Menurut BPS jumlah penduduk miskin pada Maret 2022 sebanyak 26,16 juta orang atau turun 1,38 juta orang dari data Maret 2021 yang sebanyak 27,54 juta orang. Namun dengan kenaikan inflasi pada bulan Juli, diperkirakan tingkat kemiskinan akan kembali meroket dengan tambahan 1 sampai 1,5 juta orang.
“Dapat dipastikan, inflasi yang meroket membuat masyarakat yang 70 persen pendapatannya untuk konsumsi makanan dan minuman akan semakin menderita,” ujarnya.
Marwan menambahkan, kenaikan inflasi yang mulai terjadi sejak awal tahun disebabkan oleh 2 sumber utama. Yakni pertama dari kelompok harga yang ditetapkan pemerintah (administered price) diantaranya kenaikan harga BBM non subsidi, gas LPG non subsidi, tarif listrik, dan tarif pajak PPN menjadi 11 persen per April 2022.
Sumber yang kedua adalah kelompok gejolak harga pangan (volatile food). Diantaranya penghapusan harga patokan tertinggi minyak goreng, kenaikan harga cabe dan produk pangan lainnya, yang secara keseluruhan kelompok volatile foods mengalami inflasi 11,47 persen (yoy), lebih tinggi dibandingkan tahun sebelumnya yang tercatat sebesar 10,07 persen (yoy).
Marwan mengkhawatirkan situasi ini karena APBN yang diharapkan meminimalisasi dampak kenaikan inflasi dan menjaga daya beli masyarakat miskin dan rentan, juga belum terkonsolidasi dengan baik.
“Karena itu, pemerintah perlu menyiapkan skenario untuk mengantisipasi kemungkinan harga minyak dunia terus meningkat, misalnya. Pemerintah juga perlu memastikan dengan segera agar subsidi energi baik BBM, LPG maupun listrik, tepat sasaran,” kata legislator asal Lampung ini.
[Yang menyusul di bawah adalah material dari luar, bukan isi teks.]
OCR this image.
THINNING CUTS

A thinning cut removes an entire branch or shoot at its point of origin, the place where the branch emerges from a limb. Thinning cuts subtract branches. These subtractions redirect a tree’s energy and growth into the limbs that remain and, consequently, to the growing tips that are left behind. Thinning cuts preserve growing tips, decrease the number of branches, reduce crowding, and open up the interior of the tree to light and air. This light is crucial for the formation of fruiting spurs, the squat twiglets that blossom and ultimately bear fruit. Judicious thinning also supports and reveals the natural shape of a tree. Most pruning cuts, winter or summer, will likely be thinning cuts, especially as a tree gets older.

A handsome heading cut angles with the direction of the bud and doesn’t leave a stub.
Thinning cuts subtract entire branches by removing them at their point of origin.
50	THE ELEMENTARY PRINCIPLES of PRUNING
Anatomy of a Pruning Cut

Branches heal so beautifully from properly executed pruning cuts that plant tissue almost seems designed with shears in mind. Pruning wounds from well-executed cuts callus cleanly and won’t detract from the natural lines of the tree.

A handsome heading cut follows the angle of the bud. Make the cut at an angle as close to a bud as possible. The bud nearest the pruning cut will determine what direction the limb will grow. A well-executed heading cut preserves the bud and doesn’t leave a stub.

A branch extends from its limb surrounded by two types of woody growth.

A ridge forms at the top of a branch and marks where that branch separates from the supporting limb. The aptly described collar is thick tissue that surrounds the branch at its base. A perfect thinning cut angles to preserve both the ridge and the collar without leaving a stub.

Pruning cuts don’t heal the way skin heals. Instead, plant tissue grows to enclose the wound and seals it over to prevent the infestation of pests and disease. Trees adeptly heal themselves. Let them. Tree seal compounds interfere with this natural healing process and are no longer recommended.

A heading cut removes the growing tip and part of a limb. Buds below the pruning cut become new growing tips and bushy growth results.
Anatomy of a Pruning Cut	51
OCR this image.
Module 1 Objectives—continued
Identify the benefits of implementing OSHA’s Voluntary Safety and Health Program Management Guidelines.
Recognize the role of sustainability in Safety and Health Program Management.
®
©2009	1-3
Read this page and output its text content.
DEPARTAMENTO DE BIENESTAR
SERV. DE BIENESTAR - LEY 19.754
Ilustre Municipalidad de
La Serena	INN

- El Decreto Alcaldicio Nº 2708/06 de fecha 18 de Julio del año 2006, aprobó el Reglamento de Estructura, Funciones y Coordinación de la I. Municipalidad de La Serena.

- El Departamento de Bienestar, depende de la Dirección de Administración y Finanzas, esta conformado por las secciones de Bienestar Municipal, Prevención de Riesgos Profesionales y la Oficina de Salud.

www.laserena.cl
Terakhir, anggota Komisi XI DPR RI ini menyarankan pemerintah mereformasi mekanisme program bantuan sosial agar tepat sasaran dan mempunyai kemanfaatan.
“Salah satu caranya, siapkan data tunggal yang terintegrasi untuk semua program bantuan sosial, sehingga setiap program yang tersebar di beberapa kementerian dapat teridentifikasi dengan baik dan menghindari terjadinya duplikasi penerima bantuan sosial,” jelasnya.